Ontology, semantic integration, and knowledge bases

Ontologies are widely used in biological and biomedical research, where the past two decades have witnessed an explosion of ontology developments, from the development of the Gene Ontology (GO) in 1998 to national coordination efforts such as the Open Biomedical Ontologies (OBO) Foundry and the National Center for Biomedical Ontology. The characteristics of ontologies make them an ideal knowledge representation tool for both humans and computers. Ontologies standardize the vocabularies used within a domain, thus, a big portion of ontology research is to develop domain-specific ontologies. For example, in the paper titled “Visualized Emotion Ontology: a model for representing visual cues of emotions” by Lin et al., the authors created the Visualized Emotion Ontology (VEO) to provide semantic definitions of 25 emotions based on the revised Ortony, Clore, & Collins’ model of emotions [18]. What was novel about their study is that they not only created a machine-understandable artifact but also linked it with human-friendly visualizations.
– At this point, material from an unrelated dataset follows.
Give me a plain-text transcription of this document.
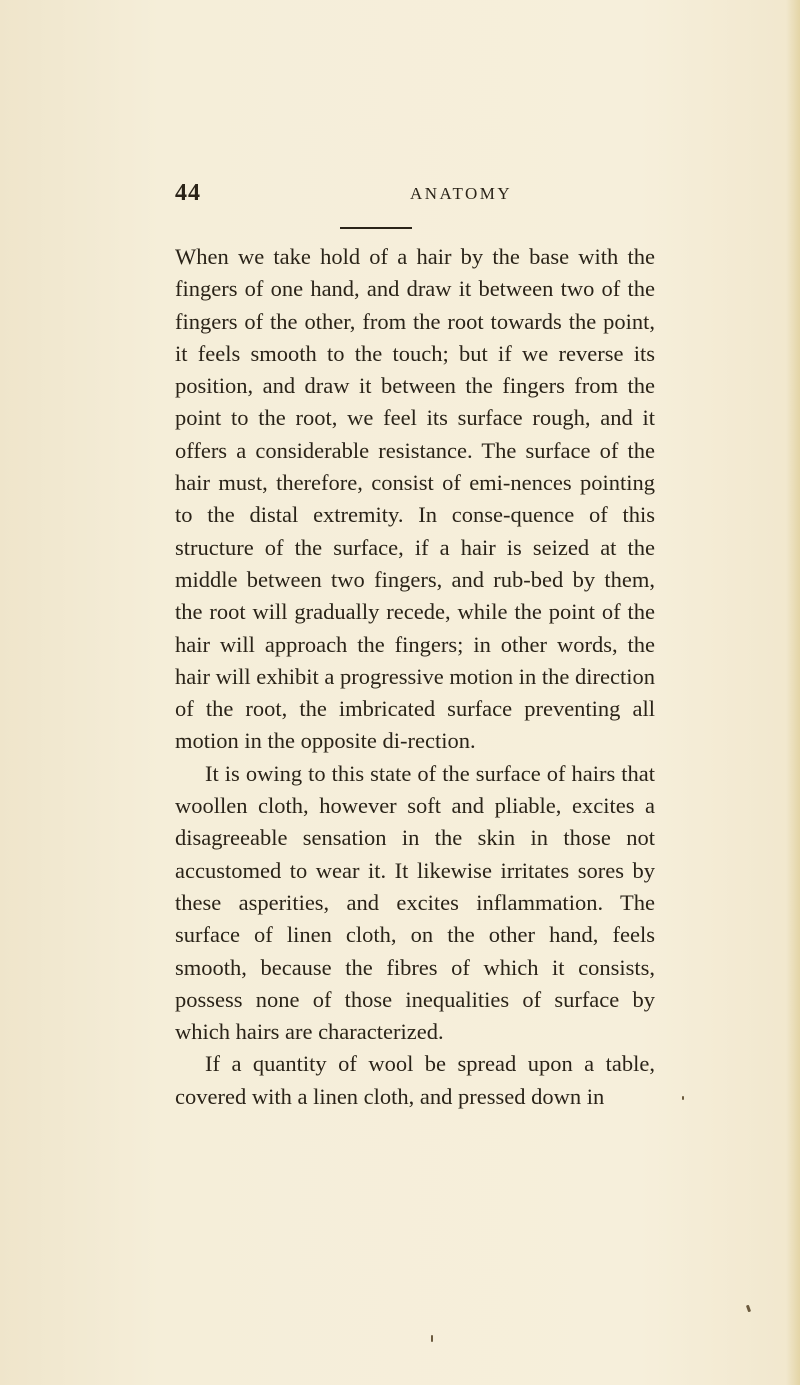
44	ANATOMY

When we take hold of a hair by the base with the fingers of one hand, and draw it between two of the fingers of the other, from the root towards the point, it feels smooth to the touch; but if we reverse its position, and draw it between the fingers from the point to the root, we feel its surface rough, and it offers a considerable resistance. The surface of the hair must, therefore, consist of emi-nences pointing to the distal extremity. In conse-quence of this structure of the surface, if a hair is seized at the middle between two fingers, and rub-bed by them, the root will gradually recede, while the point of the hair will approach the fingers; in other words, the hair will exhibit a progressive motion in the direction of the root, the imbricated surface preventing all motion in the opposite di-rection.

It is owing to this state of the surface of hairs that woollen cloth, however soft and pliable, excites a disagreeable sensation in the skin in those not accustomed to wear it. It likewise irritates sores by these asperities, and excites inflammation. The surface of linen cloth, on the other hand, feels smooth, because the fibres of which it consists, possess none of those inequalities of surface by which hairs are characterized.

If a quantity of wool be spread upon a table, covered with a linen cloth, and pressed down in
As a knowledge representation tool, ontologically structured data of a specific domain are often being referred to as a knowledge base (KB). How to automatically curate these KBs from free-text data is also an active research area. In the paper from Lossio-Ventura et al., “OC-2-KB: Integrating crowdsourcing into an obesity and cancer knowledge base curation system,” they integrated a crowdsourcing process into their existing natural language processing and machine learning-based KB curation system, which has significantly improved the system’s performance and subsequently the quality of the curated knowledge [19]. One of the primary uses of ontologies is to enable data integration across multiple databases, where the use of standard identifiers for classes and relations in ontologies is a key component. In Zhang et al.’s work, “An ontology-guided semantic data integration framework to support integrative data analysis of cancer survival,” they created a semantic data integration framework to address the syntactic, schematic, and semantic heterogeneities when linking disparate data sources to produce pooled datasets for downstream data analysis needs [20]. In the work, “A semantics-oriented computational approach to investigate microRNA regulation on glucocorticoid resistance in pediatric acute lymphoblastic leukemia”, Chen et al. demonstrated the utility of a semantic search tool based on integrated biomedical and biological ontologies to help better investigate microRNA regulation mechanisms in Glucocorticoids-resistant pediatric acute lymphoblastic leukemia patients [21].

Discussion and conclusion

The ever-growing amount of digital health data pose significant challenges for effective data analytics, semantic integration, and decision support. The multidisciplinary nature of this supplement is reflected by the fact that challenging problems in semantics-powered data analytics are being tackled by teams of researchers in different disciplines with diverse expertise. Novel methods have been devised to tranform disparate health data into actionable knowledge to improve healthcare. We envision these work will have significant impact on health and biomedical informatics. It is our hope that more researchers will be empowered by these work to contribute and advance the field in the near future.